The sale process
A residential property cannot be advertised for sale until a Contract of Sale has been prepared. The contract must contain a copy of the title documents, drainage diagram and a current Zoning Certificate (s 149) issued by the local council. If the property for sale has a swimming pool or spa pool, a copy of either of the following must also be attached to the contract from 29 April 2016:
- a valid swimming pool Certificate of Compliance, or
- a relevant occupation certificate (less than three years old and that authorises the use of the swimming pool) and a valid certificate of registration showing that the swimming pool has been registered.
If you fail to attach either of these documents to the sales contract, the purchaser may be entitled to rescind the sales contract within 14 days of exchange, unless settlement has already occurred. To check if the property with a swimming/spa pool has a current certificate of compliance, visit the NSW Swimming Pool Register website.

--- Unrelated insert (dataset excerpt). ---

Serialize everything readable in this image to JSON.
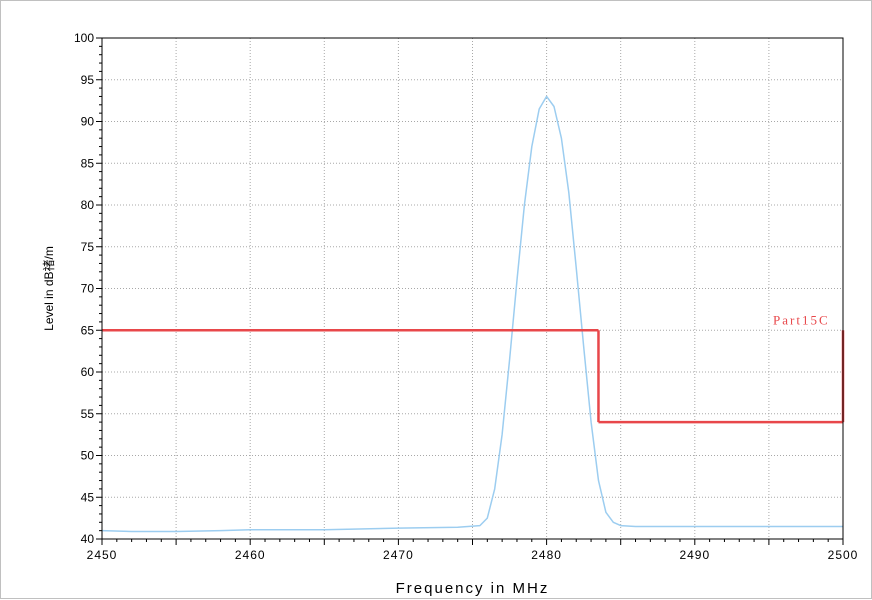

Please visit the Swimming pools page on the Fair Trading website for further information or contact your local council.
Property exclusions must also be included and a statement of the buyer’s cooling-off rights must be attached. The draft contract must be available for inspection at the agent’s office. It is important that you consult your solicitor or conveyancer about preparing the contract to make sure that everything is in order.

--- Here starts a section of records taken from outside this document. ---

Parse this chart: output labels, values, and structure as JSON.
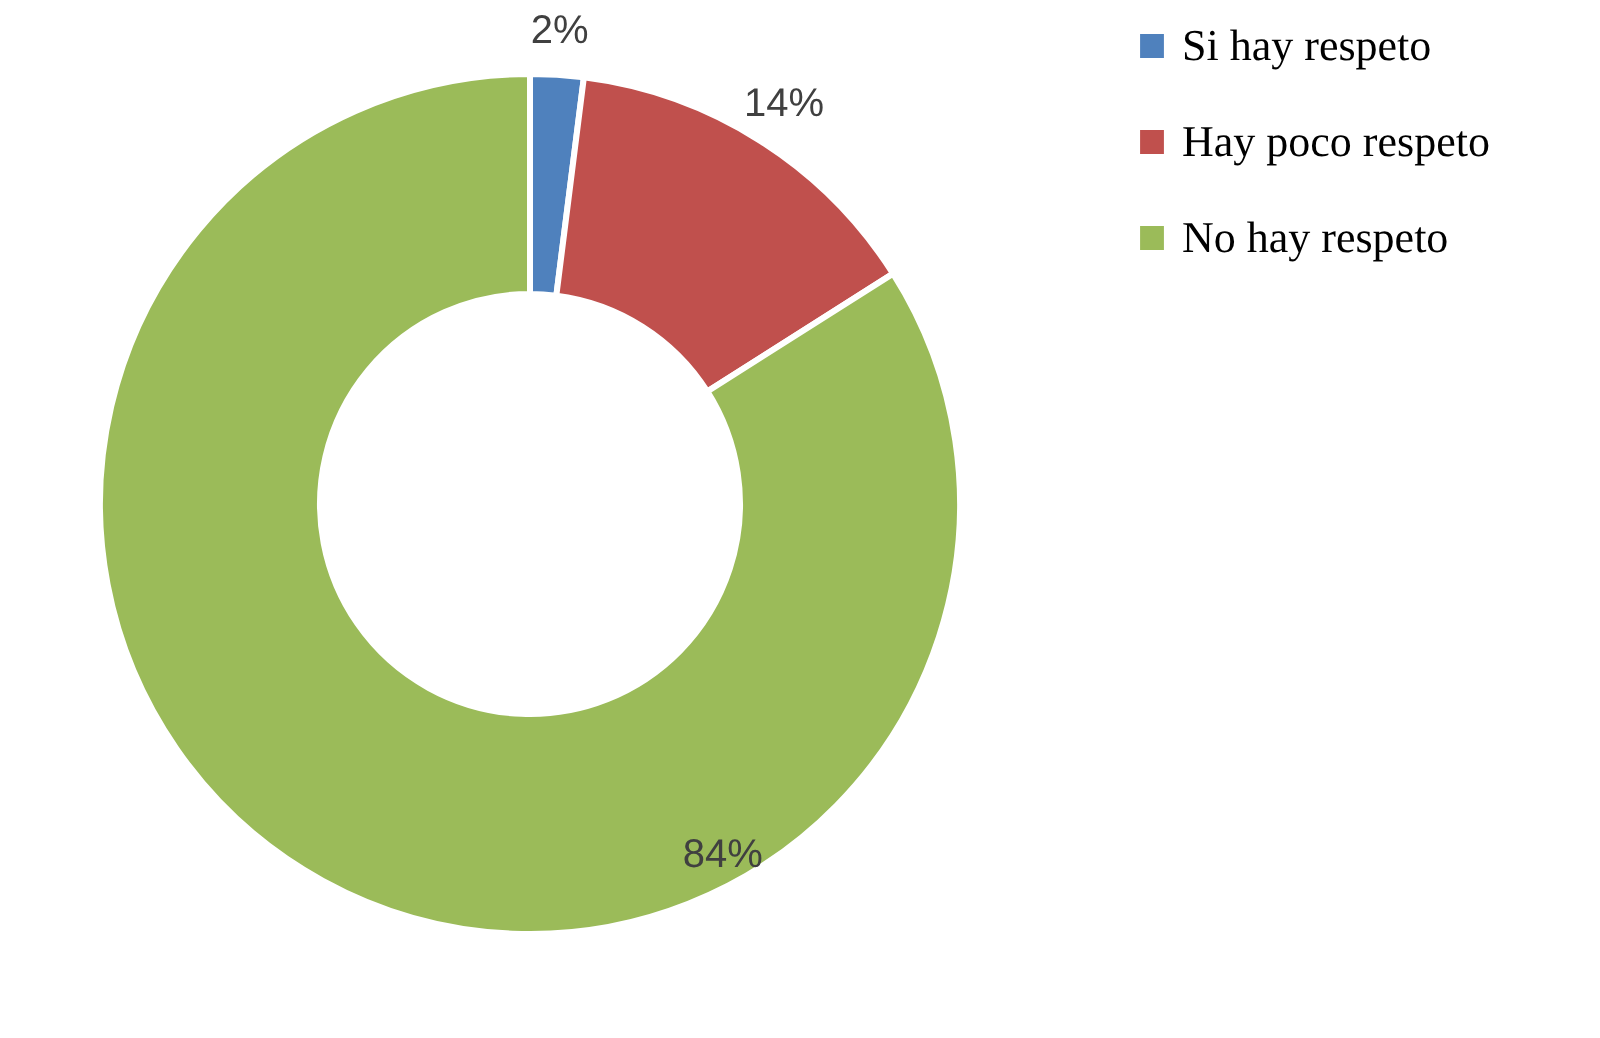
{
  "chart_data": {
    "type": "donut",
    "categories": [
      "Si hay respeto",
      "Hay poco respeto",
      "No hay respeto"
    ],
    "values": [
      2,
      14,
      84
    ],
    "colors": [
      "#4f81bd",
      "#c0504d",
      "#9bbb59"
    ],
    "value_labels": [
      "2%",
      "14%",
      "84%"
    ],
    "legend": "right"
  }
}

There are two main ways of selling a residential property, by private treaty and by auction.
When you sell your home by private treaty, you set a price and the property is listed for sale at that price. In general, the price is negotiable with the seller often asking a higher amount than they expect to sell the property for, and the buyer making an initial offer much lower than the asking price.
The process of a sale by private treaty offers the following benefits:
- greater control over the sale
- time to consider offers by potential purchasers
- the ability to extend the time for which your home is for sale indefinitely
- potential purchasers must make offers for your property ‘blind’, without knowing what other buyers think it is worth.

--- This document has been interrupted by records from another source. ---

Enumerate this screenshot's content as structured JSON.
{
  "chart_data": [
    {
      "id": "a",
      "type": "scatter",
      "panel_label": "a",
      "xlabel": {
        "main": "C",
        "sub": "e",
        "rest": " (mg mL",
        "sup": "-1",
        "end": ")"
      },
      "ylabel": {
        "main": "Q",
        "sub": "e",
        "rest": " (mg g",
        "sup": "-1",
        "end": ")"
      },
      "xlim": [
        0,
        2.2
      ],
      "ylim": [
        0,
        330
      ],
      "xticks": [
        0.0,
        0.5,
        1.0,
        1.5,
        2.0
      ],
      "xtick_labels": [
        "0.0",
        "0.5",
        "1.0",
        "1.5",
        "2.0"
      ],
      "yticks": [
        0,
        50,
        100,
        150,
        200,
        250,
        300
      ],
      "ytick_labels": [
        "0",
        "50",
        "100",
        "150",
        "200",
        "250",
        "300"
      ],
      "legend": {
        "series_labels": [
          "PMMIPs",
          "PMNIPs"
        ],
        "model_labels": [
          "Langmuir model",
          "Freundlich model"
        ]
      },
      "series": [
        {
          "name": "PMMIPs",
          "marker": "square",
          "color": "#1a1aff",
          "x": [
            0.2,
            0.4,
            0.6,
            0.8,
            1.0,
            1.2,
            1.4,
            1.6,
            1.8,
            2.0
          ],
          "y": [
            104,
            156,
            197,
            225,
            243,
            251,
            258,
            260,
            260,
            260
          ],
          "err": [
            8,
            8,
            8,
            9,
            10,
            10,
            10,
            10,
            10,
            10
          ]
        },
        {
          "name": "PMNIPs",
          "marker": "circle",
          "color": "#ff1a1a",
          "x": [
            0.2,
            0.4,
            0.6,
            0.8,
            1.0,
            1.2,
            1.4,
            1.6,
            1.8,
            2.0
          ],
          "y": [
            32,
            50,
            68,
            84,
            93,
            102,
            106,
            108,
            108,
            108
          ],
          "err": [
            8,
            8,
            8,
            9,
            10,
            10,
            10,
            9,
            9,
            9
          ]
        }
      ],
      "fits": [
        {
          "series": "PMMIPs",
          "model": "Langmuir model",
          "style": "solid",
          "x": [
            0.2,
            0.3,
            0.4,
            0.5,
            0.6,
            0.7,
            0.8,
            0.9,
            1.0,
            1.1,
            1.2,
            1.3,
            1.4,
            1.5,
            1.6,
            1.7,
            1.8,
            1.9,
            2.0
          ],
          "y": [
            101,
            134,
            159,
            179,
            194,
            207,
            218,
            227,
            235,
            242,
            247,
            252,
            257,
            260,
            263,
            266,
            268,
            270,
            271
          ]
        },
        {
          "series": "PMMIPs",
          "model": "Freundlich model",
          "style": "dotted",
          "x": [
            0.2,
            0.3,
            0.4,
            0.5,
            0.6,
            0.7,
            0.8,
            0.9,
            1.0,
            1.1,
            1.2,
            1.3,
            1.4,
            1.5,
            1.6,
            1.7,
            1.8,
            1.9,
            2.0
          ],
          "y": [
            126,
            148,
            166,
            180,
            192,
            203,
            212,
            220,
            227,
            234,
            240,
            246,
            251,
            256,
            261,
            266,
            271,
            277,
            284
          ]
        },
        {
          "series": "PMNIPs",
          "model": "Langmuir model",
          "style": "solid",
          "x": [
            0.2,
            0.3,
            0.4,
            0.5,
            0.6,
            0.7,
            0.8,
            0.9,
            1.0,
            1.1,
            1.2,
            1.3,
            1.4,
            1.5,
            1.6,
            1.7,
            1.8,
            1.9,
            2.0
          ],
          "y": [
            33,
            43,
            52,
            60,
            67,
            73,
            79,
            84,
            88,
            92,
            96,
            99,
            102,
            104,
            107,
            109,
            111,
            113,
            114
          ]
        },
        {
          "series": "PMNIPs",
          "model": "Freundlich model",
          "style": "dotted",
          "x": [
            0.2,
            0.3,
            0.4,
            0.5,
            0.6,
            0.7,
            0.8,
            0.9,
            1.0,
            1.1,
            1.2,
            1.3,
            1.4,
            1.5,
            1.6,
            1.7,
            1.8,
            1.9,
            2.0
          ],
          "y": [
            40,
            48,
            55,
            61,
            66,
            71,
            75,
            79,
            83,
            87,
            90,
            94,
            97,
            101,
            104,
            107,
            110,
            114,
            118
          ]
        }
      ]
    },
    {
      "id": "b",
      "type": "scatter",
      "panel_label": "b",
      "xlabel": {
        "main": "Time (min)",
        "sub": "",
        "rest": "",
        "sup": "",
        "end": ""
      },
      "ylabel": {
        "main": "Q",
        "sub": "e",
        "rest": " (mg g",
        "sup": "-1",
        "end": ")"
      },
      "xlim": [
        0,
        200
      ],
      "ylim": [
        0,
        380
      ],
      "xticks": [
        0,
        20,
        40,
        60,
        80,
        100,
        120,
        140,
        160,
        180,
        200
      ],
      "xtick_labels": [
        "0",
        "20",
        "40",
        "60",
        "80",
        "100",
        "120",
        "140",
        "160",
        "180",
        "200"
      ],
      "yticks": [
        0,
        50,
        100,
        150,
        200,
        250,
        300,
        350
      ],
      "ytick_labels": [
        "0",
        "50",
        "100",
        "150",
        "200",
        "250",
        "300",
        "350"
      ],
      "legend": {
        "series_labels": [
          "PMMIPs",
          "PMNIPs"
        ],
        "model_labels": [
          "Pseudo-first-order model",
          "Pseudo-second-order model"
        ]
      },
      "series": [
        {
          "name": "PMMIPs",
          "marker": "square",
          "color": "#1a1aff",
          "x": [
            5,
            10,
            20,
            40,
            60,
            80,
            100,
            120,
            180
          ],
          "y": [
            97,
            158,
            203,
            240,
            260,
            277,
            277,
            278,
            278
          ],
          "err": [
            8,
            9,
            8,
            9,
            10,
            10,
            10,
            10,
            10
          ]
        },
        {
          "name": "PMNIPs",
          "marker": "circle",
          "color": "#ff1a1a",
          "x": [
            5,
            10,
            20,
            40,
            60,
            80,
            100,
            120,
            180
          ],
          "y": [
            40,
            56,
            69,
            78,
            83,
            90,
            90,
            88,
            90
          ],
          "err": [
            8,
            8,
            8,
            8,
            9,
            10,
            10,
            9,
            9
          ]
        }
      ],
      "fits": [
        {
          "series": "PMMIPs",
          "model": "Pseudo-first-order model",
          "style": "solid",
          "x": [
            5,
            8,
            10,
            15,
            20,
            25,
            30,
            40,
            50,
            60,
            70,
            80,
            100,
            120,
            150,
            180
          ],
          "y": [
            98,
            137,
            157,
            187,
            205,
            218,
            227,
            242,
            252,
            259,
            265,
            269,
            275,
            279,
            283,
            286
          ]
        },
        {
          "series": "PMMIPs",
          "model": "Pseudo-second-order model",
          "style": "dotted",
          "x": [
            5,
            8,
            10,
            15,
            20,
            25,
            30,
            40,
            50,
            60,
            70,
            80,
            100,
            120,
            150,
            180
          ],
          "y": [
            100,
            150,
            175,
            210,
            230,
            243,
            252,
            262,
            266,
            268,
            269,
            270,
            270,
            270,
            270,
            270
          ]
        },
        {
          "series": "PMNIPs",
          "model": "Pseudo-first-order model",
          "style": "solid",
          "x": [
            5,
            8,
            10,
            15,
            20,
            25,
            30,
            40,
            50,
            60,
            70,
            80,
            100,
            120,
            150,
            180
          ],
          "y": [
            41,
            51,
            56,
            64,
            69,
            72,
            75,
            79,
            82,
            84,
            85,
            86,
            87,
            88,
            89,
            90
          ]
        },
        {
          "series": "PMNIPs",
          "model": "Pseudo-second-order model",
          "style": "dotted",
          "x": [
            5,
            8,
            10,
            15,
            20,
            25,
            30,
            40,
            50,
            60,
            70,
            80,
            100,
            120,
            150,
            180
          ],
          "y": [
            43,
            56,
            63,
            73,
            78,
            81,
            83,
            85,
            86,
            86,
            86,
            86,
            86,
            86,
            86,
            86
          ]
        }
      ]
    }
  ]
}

Selling privately is often just as tense as a public auction, and you will be faced with important decisions when you are presented with offers which are lower than your asking price.
There are risks with selling by private treaty which also should be considered:
- if the price you set is too high, your property may not sell
- if the price you set is too low, you may miss out on maximising the selling price.
You should also be aware that when a property is sold by private treaty, the buyer has a five day cooling-off period during which they may withdraw from the sale.
To sell through an auction process, the amount you want for the property is generally not revealed to potential buyers who are encouraged to attend the auction and bid for the property against other potential buyers.
Auctions have become an increasingly popular way to sell or buy residential property, but before you decide to go down that path, do your homework and familiarise yourself with the process and what it involves.
Setting a reserve price
The reserve price is the lowest amount you are willing to accept for your property. Before bidding begins, advise your agent what you nominate as the reserve price. This is usually not told to the prospective buyers.
If the highest bid is below the reserve price, the property will be ‘passed in’. You will then either try and negotiate a price with interested bidders or put the property back on the market.
If the bidding continues beyond the reserve price, the property is sold at the fall of the auctioneer’s hammer.
The successful bidder must sign the sale contract and pay you a deposit on the spot (usually 10%). There is no cooling-off period for anyone who buys a property at auction. If the property is passed in at auction but contracts are exchanged on that same day, the cooling-off period still does not apply.
Exchanging sale contracts is the legal part of selling a home and happens regardless of whether you sell your property by private treaty or auction.
There will be two copies of the sale contract: one for you and one for the buyer. You each sign one copy before they are swapped or ‘exchanged’. This can be done by hand or post and is usually arranged by your solicitor, conveyancer or the agent. At the time of the exchange, the buyer will be required to pay a deposit, usually 10% of the purchase price.
The contract exchange is a critical point in the sale process:
- The buyer or seller is not legally bound until signed copies of the contract are exchanged.
- Buyers of residential property usually have a cooling off period of five working days following the exchange of contracts during which they can withdraw from the sale.
- If the agent arranges exchange of contacts, the agent must give copies of the signed contract to each party or their solicitor or conveyancer within 2 business days.
- The cooling off period can be waived, reduced or extended by negotiation.
- There is no cooling off period for sellers. Once contracts have been exchanged, sellers are generally bound to complete the agreement.
- There is no cooling off period when purchasing at auction.
Settlement is the conclusion of the sale transaction and usually takes place about six weeks after contracts are exchanged.